I was planning to implement /proc/vmcore. Do you have any comments or
suggestions?
Thanks
Vivek
Vivek Goyal <[email protected]> writes:
> Hi,
>
> Well this discussion has been going on for quite sometime now that
> what's the best way to capture the dump? There seems to be two lines of
> arguments.
>
> Export ELF view through /proc/vmcore
> ------------------------------------
> This basically involves retrieving saved core image headers and
> exporting those through /proc/vmcore interface. Further user space
> applications can be built on top of it to do advanced processing.
>
> Do Everything in user space
> ---------------------------
> The whole idea is that do all the processing from user space (preferably
> from ramdisk or so).
>
> When it comes to requirements, Distros and developers seem to be having
> somewhat different requirements.
>
> Distros:
> -------
> - Fully automate the dump generation/capture process.
> - Configure everything in advance (like, dump storage location).
> - Upon crash, store dump image at pre-configured location and reboot
> into production kernel ASAP.
>
> Developers:
> ----------
> - Keyword is simple and easy to use solution.

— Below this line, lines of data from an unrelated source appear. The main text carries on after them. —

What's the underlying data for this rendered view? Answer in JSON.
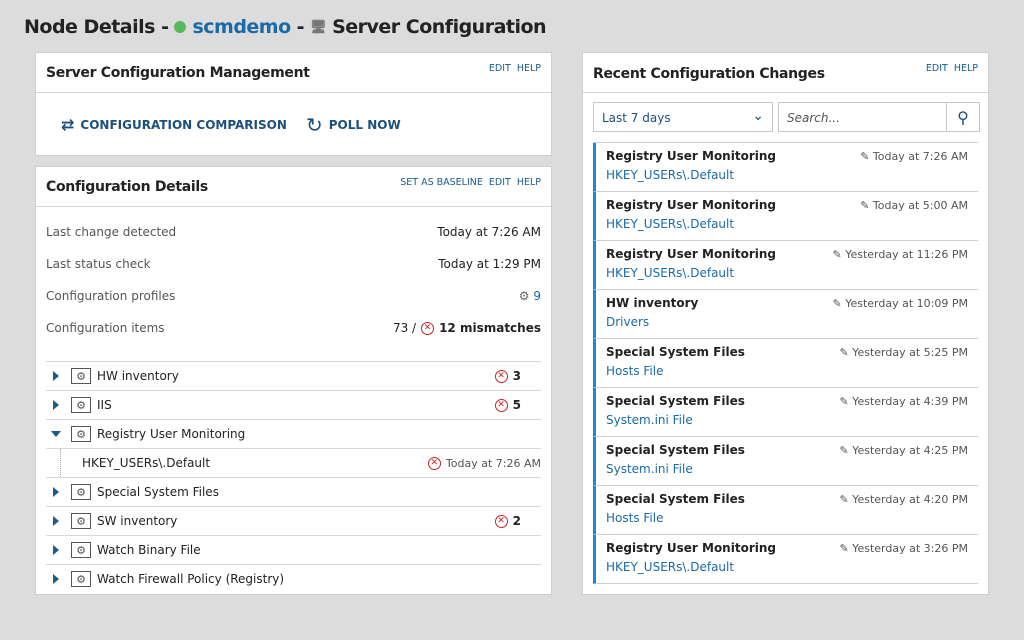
{
  "header": {
    "prefix": "Node Details -",
    "node": "scmdemo",
    "sep": "-",
    "page": "Server Configuration"
  },
  "scm": {
    "title": "Server Configuration Management",
    "edit": "EDIT",
    "help": "HELP",
    "compare": "CONFIGURATION COMPARISON",
    "poll": "POLL NOW"
  },
  "details": {
    "title": "Configuration Details",
    "baseline": "SET AS BASELINE",
    "edit": "EDIT",
    "help": "HELP",
    "rows": [
      {
        "k": "Last change detected",
        "v": "Today at 7:26 AM"
      },
      {
        "k": "Last status check",
        "v": "Today at 1:29 PM"
      },
      {
        "k": "Configuration profiles",
        "v": "9"
      },
      {
        "k": "Configuration items",
        "v": "73 /",
        "mism": "12 mismatches"
      }
    ],
    "tree": [
      {
        "name": "HW inventory",
        "count": "3",
        "state": "collapsed"
      },
      {
        "name": "IIS",
        "count": "5",
        "state": "collapsed"
      },
      {
        "name": "Registry User Monitoring",
        "count": "",
        "state": "expanded"
      },
      {
        "name": "HKEY_USERs\\.Default",
        "child": true,
        "time": "Today at 7:26 AM"
      },
      {
        "name": "Special System Files",
        "count": "",
        "state": "collapsed"
      },
      {
        "name": "SW inventory",
        "count": "2",
        "state": "collapsed"
      },
      {
        "name": "Watch Binary File",
        "count": "",
        "state": "collapsed"
      },
      {
        "name": "Watch Firewall Policy (Registry)",
        "count": "",
        "state": "collapsed"
      }
    ]
  },
  "recent": {
    "title": "Recent Configuration Changes",
    "edit": "EDIT",
    "help": "HELP",
    "range": "Last 7 days",
    "search_placeholder": "Search...",
    "items": [
      {
        "n": "Registry User Monitoring",
        "s": "HKEY_USERs\\.Default",
        "t": "Today at 7:26 AM"
      },
      {
        "n": "Registry User Monitoring",
        "s": "HKEY_USERs\\.Default",
        "t": "Today at 5:00 AM"
      },
      {
        "n": "Registry User Monitoring",
        "s": "HKEY_USERs\\.Default",
        "t": "Yesterday at 11:26 PM"
      },
      {
        "n": "HW inventory",
        "s": "Drivers",
        "t": "Yesterday at 10:09 PM"
      },
      {
        "n": "Special System Files",
        "s": "Hosts File",
        "t": "Yesterday at 5:25 PM"
      },
      {
        "n": "Special System Files",
        "s": "System.ini File",
        "t": "Yesterday at 4:39 PM"
      },
      {
        "n": "Special System Files",
        "s": "System.ini File",
        "t": "Yesterday at 4:25 PM"
      },
      {
        "n": "Special System Files",
        "s": "Hosts File",
        "t": "Yesterday at 4:20 PM"
      },
      {
        "n": "Registry User Monitoring",
        "s": "HKEY_USERs\\.Default",
        "t": "Yesterday at 3:26 PM"
      }
    ]
  }
}
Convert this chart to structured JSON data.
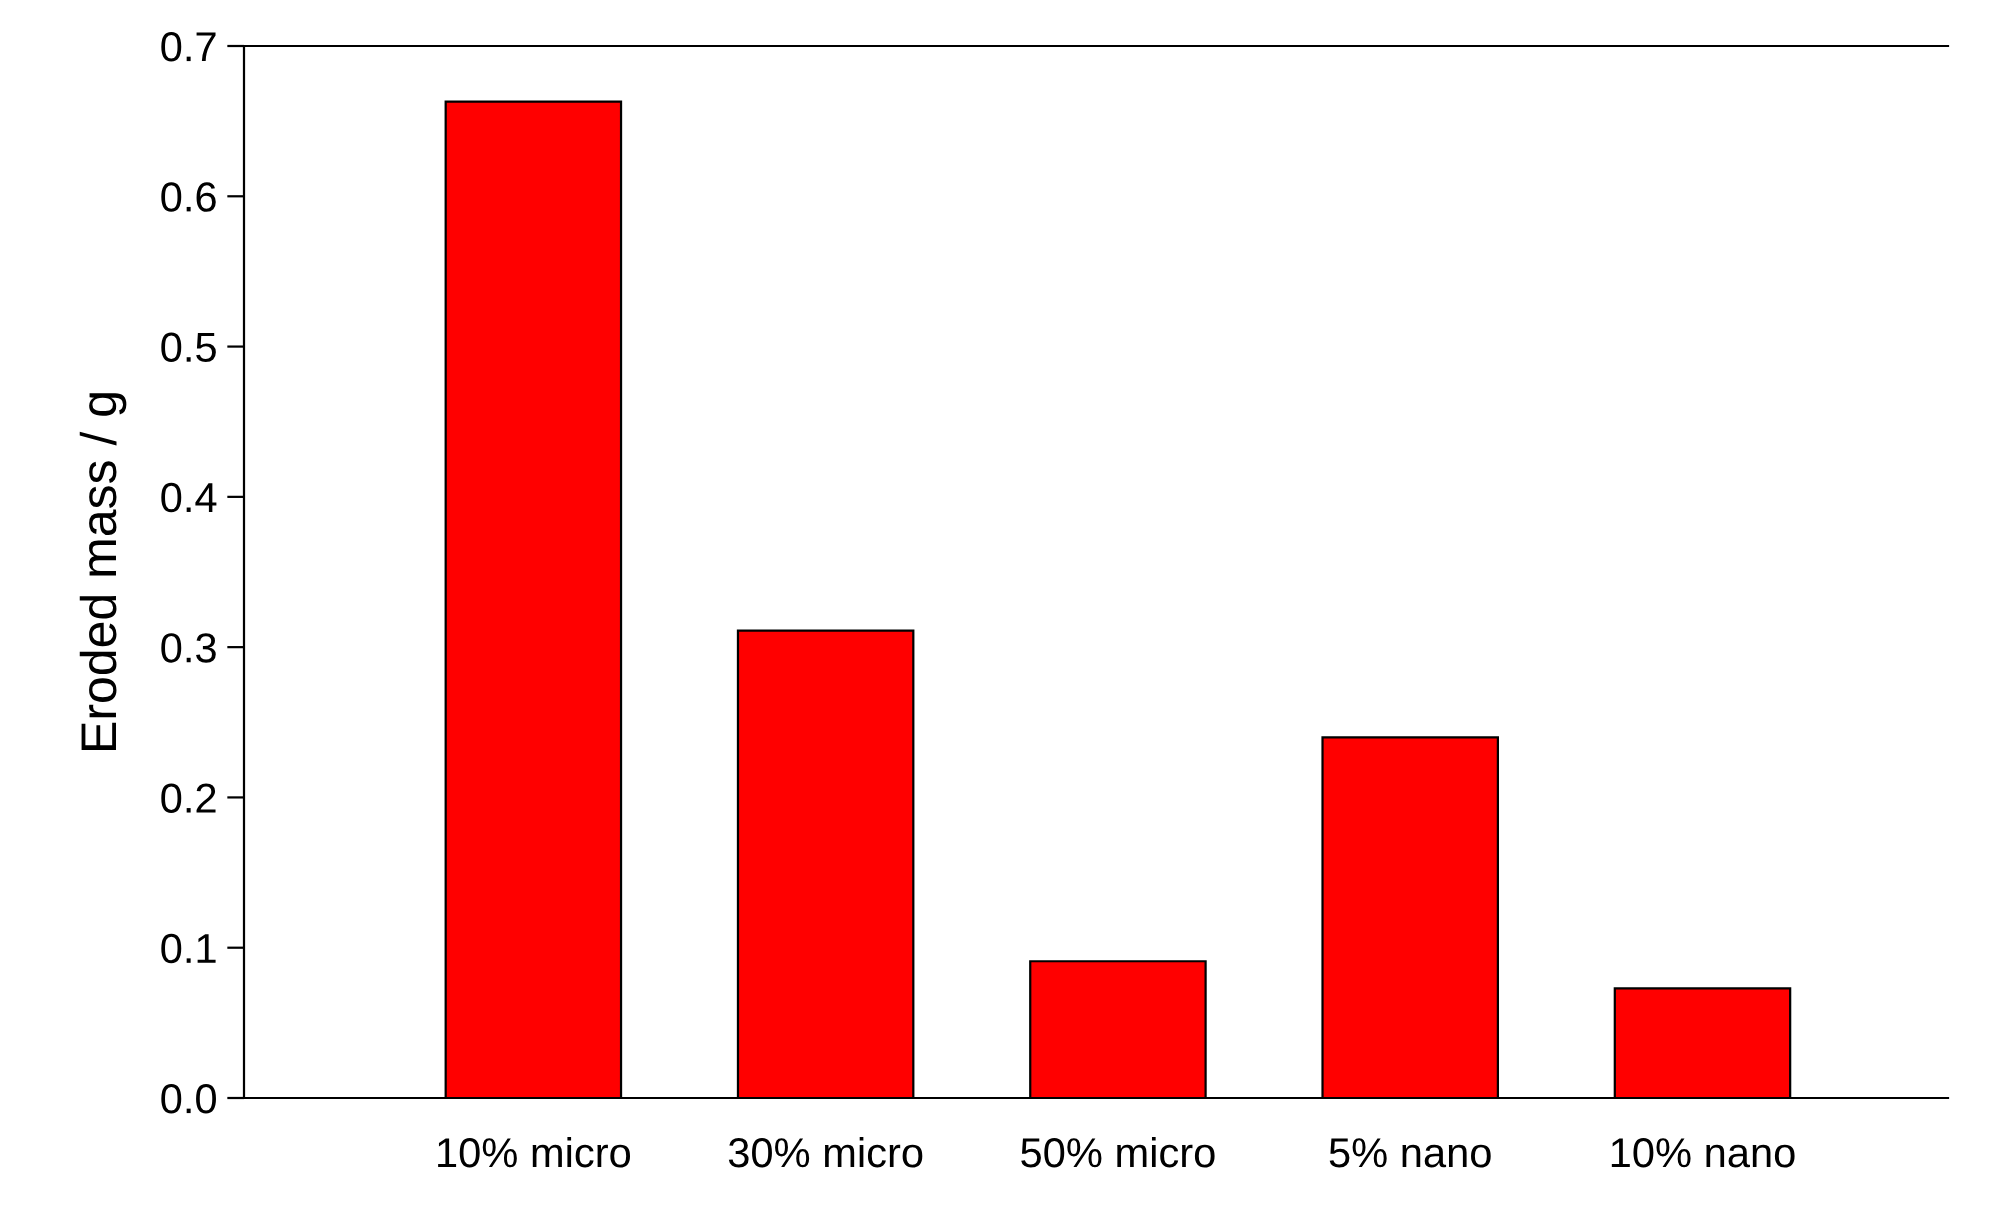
{
  "chart_data": {
    "type": "bar",
    "ylabel": "Eroded mass / g",
    "categories": [
      "10% micro",
      "30% micro",
      "50% micro",
      "5% nano",
      "10% nano"
    ],
    "values": [
      0.663,
      0.311,
      0.091,
      0.24,
      0.073
    ],
    "color": "#ff0000",
    "ylim": [
      0,
      0.7
    ],
    "yticks": [
      {
        "value": 0,
        "label": "0.0"
      },
      0.1,
      0.2,
      0.3,
      0.4,
      0.5,
      0.6,
      0.7
    ],
    "grid": false,
    "legend": false
  }
}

> - Should work well in a development environment where, not necessarily
> all the components (user space, kernel space) are in perfect harmony
> and things are yet to be stabilized.
>
> IMO, exporting /proc/vmcore is a good idea. It offers wide variety of
> choices to both developers and distros.
>
> - It provides the basic dump capturing mechanism in kernel.
>
> - Developers can store the dump image locally (cp) or transfer it over
> network (scp, ftp) using standard utilities and don't have to deal
> with additional user space utilites specifically designed for this
> purpose.
No just a magic kernel interface.
And with /sbin/kdump as written this already works.

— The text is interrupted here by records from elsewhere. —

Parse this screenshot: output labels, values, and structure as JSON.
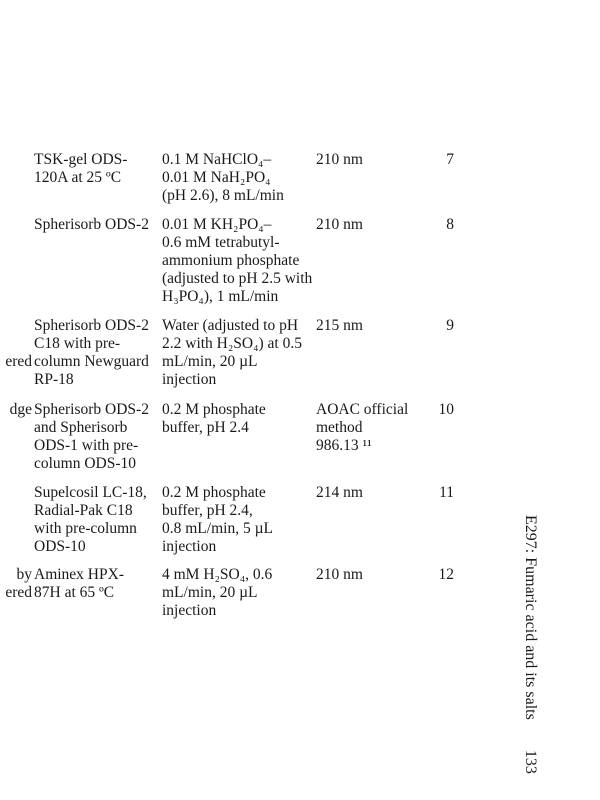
{
  "table": {
    "rows": [
      {
        "partial": "",
        "column": "TSK-gel ODS-\n120A at 25 ºC",
        "mobile_phase": "0.1 M NaHClO₄–\n0.01 M NaH₂PO₄\n(pH 2.6), 8 mL/min",
        "detection": "210 nm",
        "ref": "7"
      },
      {
        "partial": "",
        "column": "Spherisorb ODS-2",
        "mobile_phase": "0.01 M KH₂PO₄–\n0.6 mM tetrabutyl-\nammonium phosphate\n(adjusted to pH 2.5 with\nH₃PO₄), 1 mL/min",
        "detection": "210 nm",
        "ref": "8"
      },
      {
        "partial": "\n\nered",
        "column": "Spherisorb ODS-2\nC18 with pre-\ncolumn Newguard\nRP-18",
        "mobile_phase": "Water (adjusted to pH\n2.2 with H₂SO₄) at 0.5\nmL/min, 20 µL\ninjection",
        "detection": "215 nm",
        "ref": "9"
      },
      {
        "partial": "dge",
        "column": "Spherisorb ODS-2\nand Spherisorb\nODS-1 with pre-\ncolumn ODS-10",
        "mobile_phase": "0.2 M phosphate\nbuffer, pH 2.4",
        "detection": "AOAC official\nmethod\n986.13 ¹¹",
        "ref": "10"
      },
      {
        "partial": "",
        "column": "Supelcosil LC-18,\nRadial-Pak C18\nwith pre-column\nODS-10",
        "mobile_phase": "0.2 M phosphate\nbuffer, pH 2.4,\n0.8 mL/min, 5 µL\ninjection",
        "detection": "214 nm",
        "ref": "11"
      },
      {
        "partial": "by\nered",
        "column": "Aminex HPX-\n87H at 65 ºC",
        "mobile_phase": "4 mM H₂SO₄, 0.6\nmL/min, 20 µL\ninjection",
        "detection": "210 nm",
        "ref": "12"
      }
    ]
  },
  "running_head": {
    "title": "E297: Fumaric acid and its salts",
    "page_number": "133"
  }
}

You just need to use a pipe.
kdump |ftp - [email protected]
> - Developers can directly run gdb on /proc/vmcore generated image and
> do the limited debugging without need of any other dump
> capture/analysis utility.
There are a lot of disharmonies that can happen here. 32bit dump
kernel 64bit dumped kernel etc. Or vice versa. Those kinds of things
can cause problems if you are not careful.
And even worse you can't directly use gdb unmodified on 32bit systems
because it will be a 64bit core dump, with unreliable virtual addresses.
> - Distros can build additional fully automated dump saving solutions on
> top of /proc/vmcore. Be it a init script or a custom initial ramdisk
> or something else.......
>
> So the whole idea is, that /proc/vmcore and user space solutions can co-
> exist. And let the user/distros choose between these based on their
> requirements.
>
> I was planning to implement /proc/vmcore. Do you have any comments or
> suggestions?
My gut reaction, is a server that talks the gdb-stubs protocol
to export the core dump in read-only mode has about the
same advantages, and doesn't require a kernel patch. Plus
it does not require an thorough audit. I freely admit that
having to copy all the entire core dump can be overkill.
Anything in the kernel that we use for crash dump capture
must be hardened, against all manner of insanity. Placing something
in user space hugely limits the worst that can happen, facilitates
debugging and facilitates auditing for reliability, enormously.
Every line of code that does not go into the kernel now,
saves days of debugging later. Every kernel abomination
I have had to look at has been because too much code
was in the kernel. lustre/openib gen1/drbd. I like running
my slow path code in the virtual machine that is a process.
So many problems are ruled out immediately.
Without /proc/vmcore a crash capture kernel will simply be a robust
kernel that can run at a non-default address. With /proc/vmcore
we have transformed the kernel into a special purpose tool,
that really can't be used for other things.
So if we can do it in user space let's do it there.
For simplicity I do support putting it all in one user space
package so only one set of tools needs to be learned.
If you are going to do something, I recommend making it it's
one in kernel filesystem. That is the only semi-sane way I can see
to wrap magic /proc/vmcore.
Eric
p.s. I still remember the several of the kludges in the current
crashdump-* patches. They don't set expectations for
a robust, clean, and minimal kernel implementation.